How to create an histogram of substring occurences?

Hi,

I have the following 3 exemplary JSON log entries:

{
  hint_lists: [{
      "hint_list": ["Entity X with number 1 is unknown!", "Entity Y with number 2 is unknown!", "Entity Z with number 3 unkown!"]
    }, {
      "hint_list": ["Entity X with number 1 is unknown!", "Entity Y with number 2 is unknown!", "Entity Z with number 3 unkown!"]
    }
  ]
}

{
  hint_lists: [{
      "hint_list": ["Entity X with number 1 is unknown!", "Entity Y with number 2 is unknown!"]
    }, {
      "hint_list": ["Entity X with number 1 is unknown!", "Entity Y with number 2 is unknown!"]
    }
  ]
}

{
  hint_lists: [{
      "hint_list": ["Entity X with number 1 is unknown!"]
    }, {
      "hint_list": ["Entity X with number 1 is unknown!"]
    }
  ]
}

Now I want to create a histogram (unknown entity number -> count) in Kibana with the following result:

1: 6
2: 4
3: 2

How can I achieve that within Logstash and/or Kibana?

Best regards, s7ygian

I'm not entirely sure I follow, but if you're trying to extract the numeric value from your text fields, then run a histogram on that, it's going to be tricky. The easiest thing is to write the numbers as separate fields when the data is written. If you can't do that, you may be able to do something with scripted fields to do the extraction and then crunch some stats on that, but I'm not sure.

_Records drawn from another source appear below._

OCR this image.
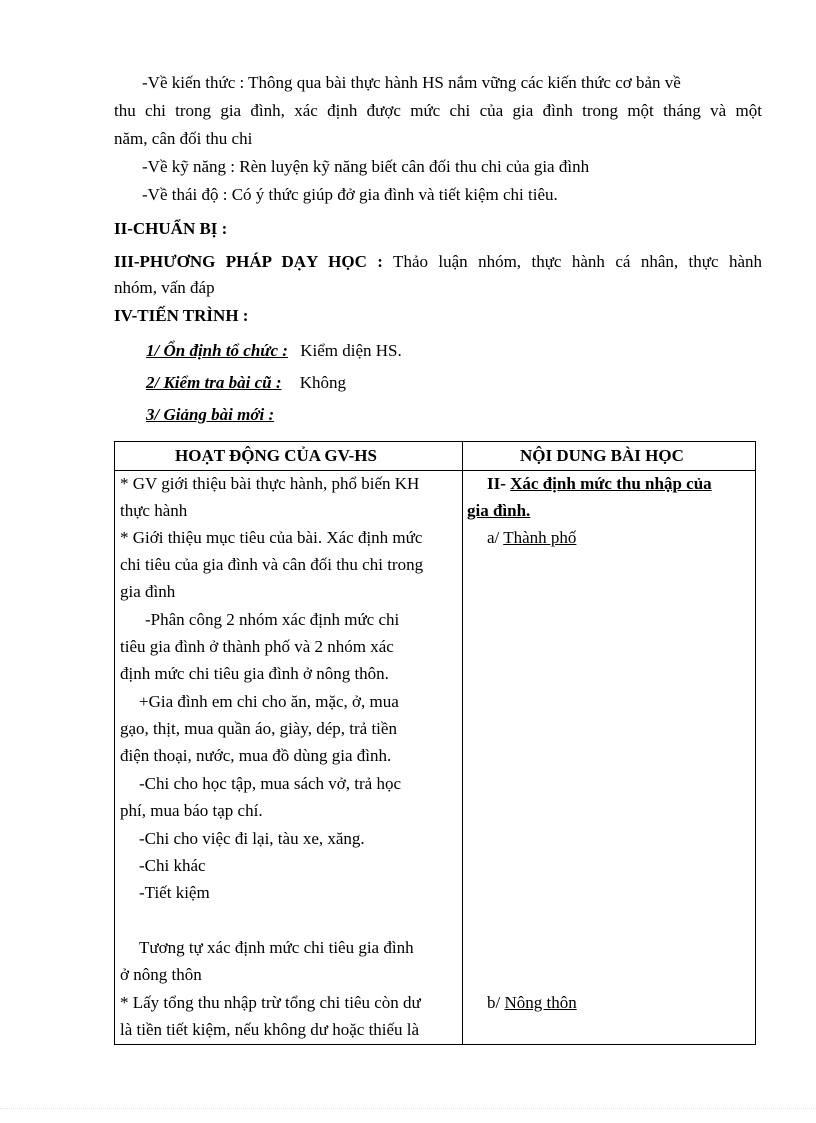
-Về kiến thức : Thông qua bài thực hành HS nắm vững các kiến thức cơ bản về
thu chi trong gia đình, xác định được mức chi của gia đình trong một tháng và một
năm, cân đối thu chi
-Về kỹ năng : Rèn luyện kỹ năng biết cân đối thu chi của gia đình
-Về thái độ : Có ý thức giúp đở gia đình và tiết kiệm chi tiêu.
II-CHUẨN BỊ :
III-PHƯƠNG PHÁP DẠY HỌC : Thảo luận nhóm, thực hành cá nhân, thực hành
nhóm, vấn đáp
IV-TIẾN TRÌNH :
1/ Ổn định tổ chức : Kiểm diện HS.
2/ Kiểm tra bài cũ : Không
3/ Giảng bài mới :
HOẠT ĐỘNG CỦA GV-HS	NỘI DUNG BÀI HỌC
* GV giới thiệu bài thực hành, phổ biến KH
thực hành
* Giới thiệu mục tiêu của bài. Xác định mức
chi tiêu của gia đình và cân đối thu chi trong
gia đình
-Phân công 2 nhóm xác định mức chi
tiêu gia đình ở thành phố và 2 nhóm xác
định mức chi tiêu gia đình ở nông thôn.
+Gia đình em chi cho ăn, mặc, ở, mua
gạo, thịt, mua quần áo, giày, dép, trả tiền
điện thoại, nước, mua đồ dùng gia đình.
-Chi cho học tập, mua sách vở, trả học
phí, mua báo tạp chí.
-Chi cho việc đi lại, tàu xe, xăng.
-Chi khác
-Tiết kiệm
Tương tự xác định mức chi tiêu gia đình
ở nông thôn
* Lấy tổng thu nhập trừ tổng chi tiêu còn dư
là tiền tiết kiệm, nếu không dư hoặc thiếu là
II- Xác định mức thu nhập của
gia đình.
a/ Thành phố
b/ Nông thôn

I also thought about extracting the count of every unknown entity into individual fields (e.g. unknown_1, unknown_2, unknown_3) per log entry. But how can I create the histogram mentioned above in Kibana out of these fields in the next step?

Note: The above log entries are only examples. There are about 100K entities with different entity numbers, all of which may be unknown once or several times in one or multiple log entries.

Maybe I'm misunderstanding what you're trying to do, but it sounds like a terms aggregation should get you the data you want.